В понедельник на Страстной неделе заслуженного ректора Академии художеств не стало. Убитая горем Авдотья Афанасьевна не захотела и слушать советов похоронить мужа-благодетеля прежде, четырех суток. А там подошли последние дни Страстной и три первые дня Святой, когда хоронить уже нельзя, потому она продержала покойника у себя на дому ровно 10 дней. Можно себе представить, какой воздух был в мастерской Ивана Петровича, где он стоял в малиновом бархатном гробу на парадном катафалке. И несмотря на это, около него старшие ученики Академии составляли дни и ночи почетный караул. Первые три дня праздника около памятника Потемкина был накрыт стол с разговеньем, закусками и винами, и ученики беспрестанно окружали его, ели и пили преисправно. Маленькие сыновья Василия Ивановича Григоровича, которых к больному дедушке не пускали из боязни, что они обеспокоят старичка, из мертвого дедушки сделали себе игрушку: продели веревку в ручку в ногах у гроба и всякий день впрягались в нее и представляли из себя лошадей, которые скачут куда-то галопом… Слава Богу, я ничего этого не видела, потому что, надо правду сказать, покойников тогда сильно побаивалась, а потому не ходила к ним в эти дни, и пишу все это со слов очевидцев.

В четверг на Святой Ивана Петровича с превеликим парадом отвезли на Смоленское кладбище и похоронили по правую руку от ворот, сейчас же за главною церковью, где вскоре над ректором Академии художеств был поставлен памятник из красного гранита, с лаконическою и вескою надписью, сочиненною Василием Ивановичем Григоровичем: «Ваятелю IX-го на X века».

Вскоре вдова Мартоса с дочерью и всеми домочадцами, призренными покойным ее мужем (из которых она никого не покинула), переехала в 4-ю линию, в розовый каменный дом против Академии, а оттуда на лето в собственный дом на Петербургскую сторону.

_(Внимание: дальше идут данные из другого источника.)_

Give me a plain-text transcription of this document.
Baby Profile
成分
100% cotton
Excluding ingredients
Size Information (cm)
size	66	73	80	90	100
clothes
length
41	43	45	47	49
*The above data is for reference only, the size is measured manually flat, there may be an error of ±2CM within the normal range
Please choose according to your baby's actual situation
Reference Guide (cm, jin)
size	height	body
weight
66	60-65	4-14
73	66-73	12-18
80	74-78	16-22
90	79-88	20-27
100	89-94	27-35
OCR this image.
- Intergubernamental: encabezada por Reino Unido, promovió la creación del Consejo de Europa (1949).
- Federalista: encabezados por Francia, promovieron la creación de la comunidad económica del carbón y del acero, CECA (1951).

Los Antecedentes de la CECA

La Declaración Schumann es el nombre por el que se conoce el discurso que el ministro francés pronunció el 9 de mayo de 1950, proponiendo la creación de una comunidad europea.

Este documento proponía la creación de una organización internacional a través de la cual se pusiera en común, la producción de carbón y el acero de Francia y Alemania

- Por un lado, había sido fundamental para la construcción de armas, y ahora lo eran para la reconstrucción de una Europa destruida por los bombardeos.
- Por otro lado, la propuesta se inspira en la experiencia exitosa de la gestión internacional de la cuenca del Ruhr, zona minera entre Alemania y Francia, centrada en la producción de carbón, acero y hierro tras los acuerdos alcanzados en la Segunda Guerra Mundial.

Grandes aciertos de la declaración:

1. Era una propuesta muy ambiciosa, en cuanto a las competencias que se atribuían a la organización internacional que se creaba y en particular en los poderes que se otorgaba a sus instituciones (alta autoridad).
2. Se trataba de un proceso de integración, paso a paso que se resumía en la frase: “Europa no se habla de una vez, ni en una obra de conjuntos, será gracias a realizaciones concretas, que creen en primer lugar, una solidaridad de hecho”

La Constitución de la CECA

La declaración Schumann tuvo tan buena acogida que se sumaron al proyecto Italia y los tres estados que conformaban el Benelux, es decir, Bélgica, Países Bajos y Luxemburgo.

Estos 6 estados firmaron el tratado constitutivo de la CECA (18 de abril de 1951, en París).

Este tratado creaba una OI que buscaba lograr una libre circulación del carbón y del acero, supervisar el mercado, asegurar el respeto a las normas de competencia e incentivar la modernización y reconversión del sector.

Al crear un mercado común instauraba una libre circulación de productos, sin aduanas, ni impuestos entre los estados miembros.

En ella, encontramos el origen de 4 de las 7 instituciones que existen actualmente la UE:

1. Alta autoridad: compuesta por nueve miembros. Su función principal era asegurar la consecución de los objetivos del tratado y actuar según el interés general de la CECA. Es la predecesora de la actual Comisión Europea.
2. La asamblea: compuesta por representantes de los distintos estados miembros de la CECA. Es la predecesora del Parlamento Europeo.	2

Мы это лето, не знаю почему, нигде на даче не жили. Папенька часто возил нас с Лизанькой к дедушке Федору Андреевичу, который жил тогда на собственной даче в начале Крестовского острова по Неве, против дачи Лаваля. Тогда это было самое модное место. В павильоне, к которому сходятся лучами все просеки Крестовского острова, всегда по вечерам играла музыка и мимо дачи деда постоянно катались в экипажах царская фамилия и весь петербургский beau-monde… Дедушкина дача от мостика с Каменного острова приходилась вторая. Это был прелестный дом: одноэтажный, с громадной террасой, укрытой тропическими растениями до самой крыши, удобный, просторный, меблированный дорогою старинною мебелью красного дерева. И что было в нем дороже всего — это окружавший его садик, буквально утопающий в розанах всех возможных сортов. Это уже была охота деда, который, говорят, выписывал красные розы со всего белого света, но в настоящее время бедный старик всей этой прелести уже не видел: у него на обоих глазах были катаракты, и он ждал только, когда доктора скажут ему, что пора ехать за границу, чтобы снять их, а покуда не видел ни зги…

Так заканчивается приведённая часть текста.